There are different stories about why Pasolini chose to make a film based on the life of Jesus.  The charge of blasphemy against some of his previous work may have prompted him to demonstrate that he could make a serious film about the Gospel.  According to one account, a traffic jam caused by the appearance of the Pope once forced Pasolini to pull off the road and take a room in a hotel, where he spent the night reading Matthew.  Perhaps it was respect—or maybe irony—that led him to dedicate the film to that Pope.  Some critics have seen the Jewish priests and officials in the film as parodies of the Catholic hierarchy.


Italian Cinema

Produced in 1963, The Gospel According to Saint Matthew shows some of the lingering influence of the neo-realist school of cinema that had shaped Italian film in the 1940s and 1950s.  The neorealist movement turned a stark eye on the conditions of war-torn Italy and the resistance movement of World War II, yet it was distinguished by a sense of hopefulness and a desire to propose solutions to social problems.  As the movement developed, there was greater emphasis on portraying local manners and character, especially the rural life of southern Italy.  Pasolini makes no pretense of recreating the world of first-century Palestine; his version of the story of Jesus is set in the Italian countryside and it evokes a grass-roots sense of hope.  Unlike most films about the life of Jesus, Pasolini's film employs only amateur actors, including his own mother as an aged Virgin Mary, and the film displays sympathies for the lower classes of rural Italy.  Clearly he wants his film to have a nonprofessional appearance and he hopes to suggest that Christianity had its greatest vitality among the poor. 

In his writings on film theory, Pasolini expresses the view that filmmakers should not transform reality to fit their own narratives or stories, but rather should find the symbolic or the poetic in everyday experience.  The Gospel According to Saint Matthew has an austere visual style (sometimes called "cinema verite") that strives to find meaning in what is common and unpretentious.  He often uses a hand-held camera, a low-budget technique that reinforces the plebian tone.  The trial of Christ and most of the crucifixion are viewed from a distance, as if a member of the crowd or a journalist was trying to take pictures of an odd disturbance from afar.  This technique suggests how a first-century eyewitness might have actually seen the events. 

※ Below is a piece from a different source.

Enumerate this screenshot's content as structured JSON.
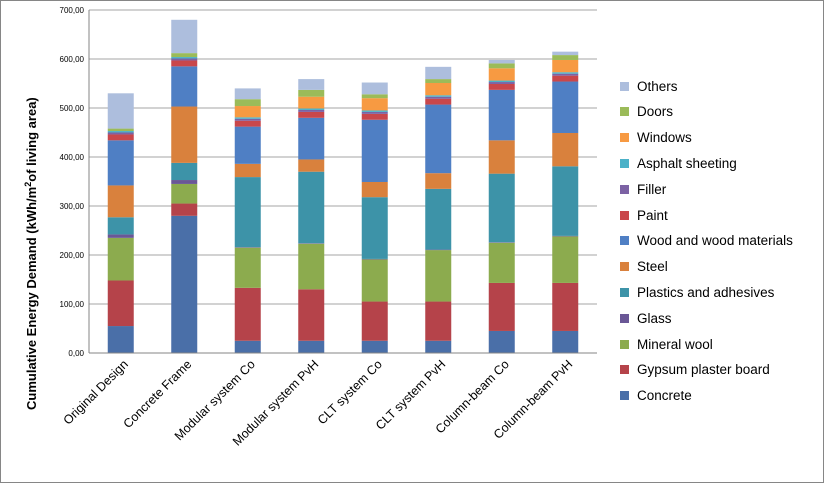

The austere visual style blends with an eclectic musical track, filled with the elegance of classical music and the emotion of folk music and American spirituals.  All told, that makes for a film that can seem uneven in quality, disjointed, experimental and iconoclastic, even though it can also help us rediscover or re-envision scenes that had become too predictable.  Much of the eclecticism can be emotionally charged.  When the haunting refrain of the spiritual "Sometimes I Feel Like a Motherless Child" provides the musical backdrop to Christ's baptism, we hear not triumph but a portent of Christ's suffering.